Basically I have a PT100 probe, and a 4-20mA converter for it, what I need to do is accurately convert the 4-20mA signal back to a known resistance change so the alarm panel can read it, preferably with the following increments (these resistances are what the panel recognises as the temperature)

10C - .229vdc - 99ohms
14C - .310vdc - 131.4ohms
18C - .399vdc - 170ohms
22C - .489vdc - 210ohms
24C - .523vdc - 226.9ohms
27C - .579vdc - 254ohms
30C - .653vdc - 287.5ohm
33C - .704vdc - 313.2ohm
36C - .755vdc - 338ohm
38C - .806vdc - 363.6ohm

This is the probe, and the transmitter -

http://www.kiatronics.com/temperature-s ... steel.html

http://www.kiatronics.com/temperature-s ... 70692.html


Thank you all for any help & ideas you might have.

Cheers


Shey

[pebe]

Reading from the values in your table, it appears that your alarm panel feeds its input point through a source resistance of about 5.7kohms from a 14V source. Inserting various resistance values will then cause a voltage drop across the resistors, and this is what the panel will be measuring.

So the appropriate voltages fed into the panel from a low impedance source can substitute for the range of resistances.
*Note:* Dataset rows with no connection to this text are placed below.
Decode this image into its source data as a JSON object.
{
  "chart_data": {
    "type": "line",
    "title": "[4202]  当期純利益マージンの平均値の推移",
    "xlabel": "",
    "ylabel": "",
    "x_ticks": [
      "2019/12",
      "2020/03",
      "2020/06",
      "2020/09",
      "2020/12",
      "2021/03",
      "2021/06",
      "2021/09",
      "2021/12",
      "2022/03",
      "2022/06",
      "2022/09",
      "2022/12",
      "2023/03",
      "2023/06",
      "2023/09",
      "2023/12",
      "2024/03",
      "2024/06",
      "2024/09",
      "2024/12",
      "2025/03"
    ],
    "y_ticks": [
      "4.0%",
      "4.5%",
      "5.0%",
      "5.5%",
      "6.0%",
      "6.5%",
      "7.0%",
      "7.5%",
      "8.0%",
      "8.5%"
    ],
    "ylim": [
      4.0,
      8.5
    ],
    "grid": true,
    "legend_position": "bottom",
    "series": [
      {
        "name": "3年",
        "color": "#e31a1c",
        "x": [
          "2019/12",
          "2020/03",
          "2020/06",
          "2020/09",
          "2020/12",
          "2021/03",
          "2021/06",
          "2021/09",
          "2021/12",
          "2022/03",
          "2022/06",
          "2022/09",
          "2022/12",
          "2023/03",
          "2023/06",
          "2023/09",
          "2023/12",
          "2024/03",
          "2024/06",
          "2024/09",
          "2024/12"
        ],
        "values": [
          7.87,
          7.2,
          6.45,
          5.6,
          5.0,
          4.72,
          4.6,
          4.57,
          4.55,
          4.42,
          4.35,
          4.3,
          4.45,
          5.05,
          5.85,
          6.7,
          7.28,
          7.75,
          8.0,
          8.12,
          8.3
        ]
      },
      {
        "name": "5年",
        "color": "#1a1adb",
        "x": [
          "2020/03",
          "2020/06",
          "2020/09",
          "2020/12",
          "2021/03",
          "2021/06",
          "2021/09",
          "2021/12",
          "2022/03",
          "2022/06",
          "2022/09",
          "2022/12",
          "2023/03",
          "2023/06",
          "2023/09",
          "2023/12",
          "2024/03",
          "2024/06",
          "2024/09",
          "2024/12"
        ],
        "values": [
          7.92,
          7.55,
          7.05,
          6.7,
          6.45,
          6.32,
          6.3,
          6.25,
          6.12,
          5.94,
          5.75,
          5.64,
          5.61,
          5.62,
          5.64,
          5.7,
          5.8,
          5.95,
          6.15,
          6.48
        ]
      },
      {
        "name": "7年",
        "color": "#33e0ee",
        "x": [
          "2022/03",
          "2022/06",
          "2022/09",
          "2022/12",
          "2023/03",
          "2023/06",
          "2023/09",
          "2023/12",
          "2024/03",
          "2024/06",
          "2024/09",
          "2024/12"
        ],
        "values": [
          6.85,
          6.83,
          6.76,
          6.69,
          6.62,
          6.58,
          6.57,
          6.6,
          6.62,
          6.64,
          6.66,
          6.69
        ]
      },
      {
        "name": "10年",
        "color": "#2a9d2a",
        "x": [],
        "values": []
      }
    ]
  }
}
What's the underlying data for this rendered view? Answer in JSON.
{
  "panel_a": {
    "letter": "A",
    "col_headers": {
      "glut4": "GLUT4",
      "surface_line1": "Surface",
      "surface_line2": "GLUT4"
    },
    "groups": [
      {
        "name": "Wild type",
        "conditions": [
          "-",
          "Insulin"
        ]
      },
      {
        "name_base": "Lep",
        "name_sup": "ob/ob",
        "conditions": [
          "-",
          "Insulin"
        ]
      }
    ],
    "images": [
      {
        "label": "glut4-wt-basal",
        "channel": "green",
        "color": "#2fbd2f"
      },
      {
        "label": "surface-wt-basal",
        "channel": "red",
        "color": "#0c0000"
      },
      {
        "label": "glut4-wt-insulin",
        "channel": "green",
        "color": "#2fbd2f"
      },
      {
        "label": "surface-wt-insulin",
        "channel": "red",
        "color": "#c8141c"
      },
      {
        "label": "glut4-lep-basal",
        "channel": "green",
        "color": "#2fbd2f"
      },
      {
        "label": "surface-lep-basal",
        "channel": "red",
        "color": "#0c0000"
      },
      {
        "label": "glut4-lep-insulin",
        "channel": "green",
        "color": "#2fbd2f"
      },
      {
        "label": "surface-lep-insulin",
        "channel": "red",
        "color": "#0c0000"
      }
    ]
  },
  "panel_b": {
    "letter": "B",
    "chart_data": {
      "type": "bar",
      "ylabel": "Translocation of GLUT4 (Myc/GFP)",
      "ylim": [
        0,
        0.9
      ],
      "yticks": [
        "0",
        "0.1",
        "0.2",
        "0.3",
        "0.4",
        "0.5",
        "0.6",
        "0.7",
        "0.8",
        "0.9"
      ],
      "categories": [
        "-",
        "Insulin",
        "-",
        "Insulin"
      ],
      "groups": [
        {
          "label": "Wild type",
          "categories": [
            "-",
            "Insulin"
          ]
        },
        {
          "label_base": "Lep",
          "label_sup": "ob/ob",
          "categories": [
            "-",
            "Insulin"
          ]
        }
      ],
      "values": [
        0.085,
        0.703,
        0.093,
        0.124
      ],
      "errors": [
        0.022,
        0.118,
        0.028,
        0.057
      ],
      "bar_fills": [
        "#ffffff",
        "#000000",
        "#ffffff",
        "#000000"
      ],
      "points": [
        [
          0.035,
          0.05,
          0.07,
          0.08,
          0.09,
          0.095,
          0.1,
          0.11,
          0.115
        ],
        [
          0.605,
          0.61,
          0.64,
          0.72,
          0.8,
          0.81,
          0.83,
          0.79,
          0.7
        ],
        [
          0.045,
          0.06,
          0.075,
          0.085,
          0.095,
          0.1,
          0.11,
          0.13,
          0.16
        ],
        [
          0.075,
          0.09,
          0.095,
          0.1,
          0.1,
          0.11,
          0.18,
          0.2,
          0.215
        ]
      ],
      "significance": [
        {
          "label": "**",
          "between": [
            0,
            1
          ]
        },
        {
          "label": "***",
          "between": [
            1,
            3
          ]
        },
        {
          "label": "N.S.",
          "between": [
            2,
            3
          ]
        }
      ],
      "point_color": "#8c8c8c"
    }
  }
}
The incoming 4-20mA from the current loop of the thermostat can be fed through a resistor to obtain a voltage proportional to the current. An op-amp can then be used to modify that voltage to suit the panel and provide an offset for the ‘lost’ 4mA of the current loop.

So here is a suitable circuit. Note that the design has only been calculated – not simulated or tested – but it is a simple circuit and there is not much that can go wrong.

As the input and output voltages vary in phase with each other (as distinct from being inverted), the opamp must be used in its non-inverting mode. In order to give isolation between the offset voltage and the feedback, it is necessary to have R2, so the amp has been given a fixed gain of x2. That means the range of input voltages must be 50% of the output range.

The output must swing from 0.229V to 0.806V; a range of 577mV. Half of that range (288.5mV) will be obtained when the load resistor for the loop equals 62.2ohms. The input voltage range will be from 0.3485V @ 10ºC to 0.637V @ 38ºC. These values can be matched to the required outputs when the amp has a gain of x2 and an offset at P2 wiper of 0.468V.

The alarm panel needs a current of 2.3mA. The amp chosen cannot sink that current so the 2N3704 is wired as an emitter follower. Because the ‘pull down’ current is now passive, the emitter load must be 91 ohms (less than the minimum 99ohms the panel needs). That arrangement is probably cheaper than finding an amp with rail-to rail outputs that can sink 3mA.

Finally, P1 and P2 should be multi-turn types for good setting accuracy. If the 5V supply is from a regulator then it will probably be smooth enough, but add extra smoothing if you like.

Best of luck.